Durante una reunión con autoridades estatales, empresarios conocieron los alcances técnicos y financieros de la obra, considerada estratégica para el abasto de agua.
El proyecto contempla una inversión de 3 mil 900 millones de pesos por parte del Estado y 9 mil millones de la Federación.
La planta proyecta producir 2 mil 200 litros por segundo: mil 600 para Tijuana, 300 para Rosarito y 300 para Ensenada.
Roberto Lyle Fritch, presidente del CCE Tijuana, afirmó que se trata de una obra necesaria, aunque implica deuda.
“Si está respaldada por infraestructura estratégica, vale la pena analizarla con responsabilidad”, expresó.
El organismo entregó a funcionarios una carpeta con estudios elaborados por el Consejo de Desarrollo Económico de Tijuana.
Entre los puntos señalados destacan las fugas en la red hidráulica y el impacto financiero del bono verde que respaldaría parte del financiamiento.
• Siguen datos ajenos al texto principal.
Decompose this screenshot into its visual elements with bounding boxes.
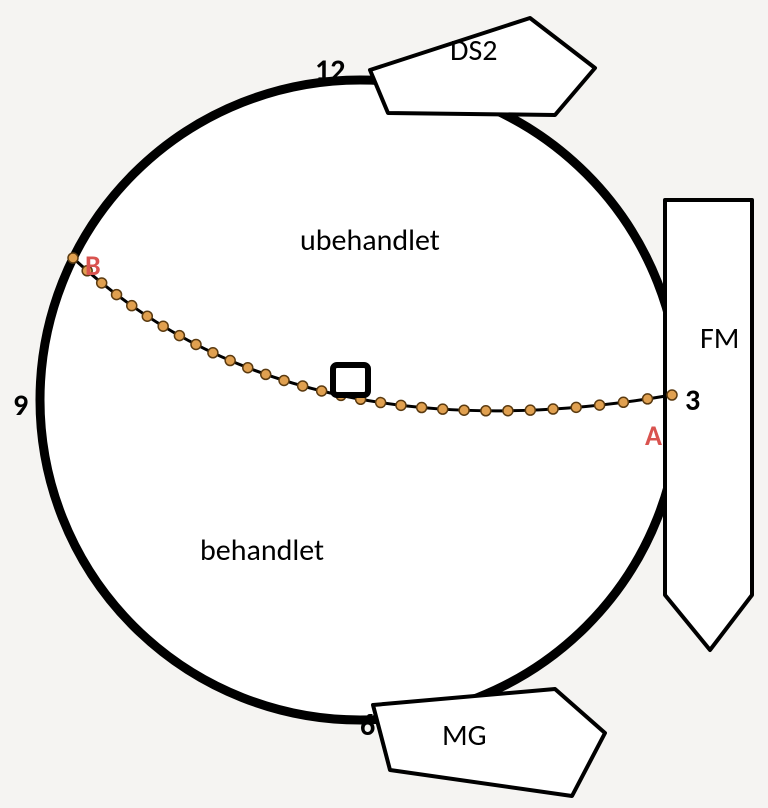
region-upper: ubehandlet (300, 222, 440, 259)
fm-label: FM (700, 320, 739, 357)
point-a: A (645, 418, 662, 453)
region-lower: behandlet (200, 532, 324, 569)
label-nine: 9 (13, 387, 28, 424)
ds2-label: DS2 (450, 32, 497, 69)
label-six: 6 (360, 707, 375, 744)
label-three: 3 (685, 382, 700, 419)
fm-arrow (665, 200, 752, 650)
point-b: B (85, 248, 101, 283)
mg-label: MG (442, 717, 487, 754)
center-box (333, 365, 368, 395)
label-twelve: 12 (315, 52, 345, 89)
También cuestionaron destinar recursos del impuesto sobre nómina como garantía, al considerar que puede afectar la competitividad futura del estado.
Por su parte, el secretario de Economía e Innovación, Kurt Honold Morales, aseguró que la construcción estará a cargo de la Conagua.
Indicó que eso reduce la carga financiera directa para el gobierno estatal y el impacto para la población.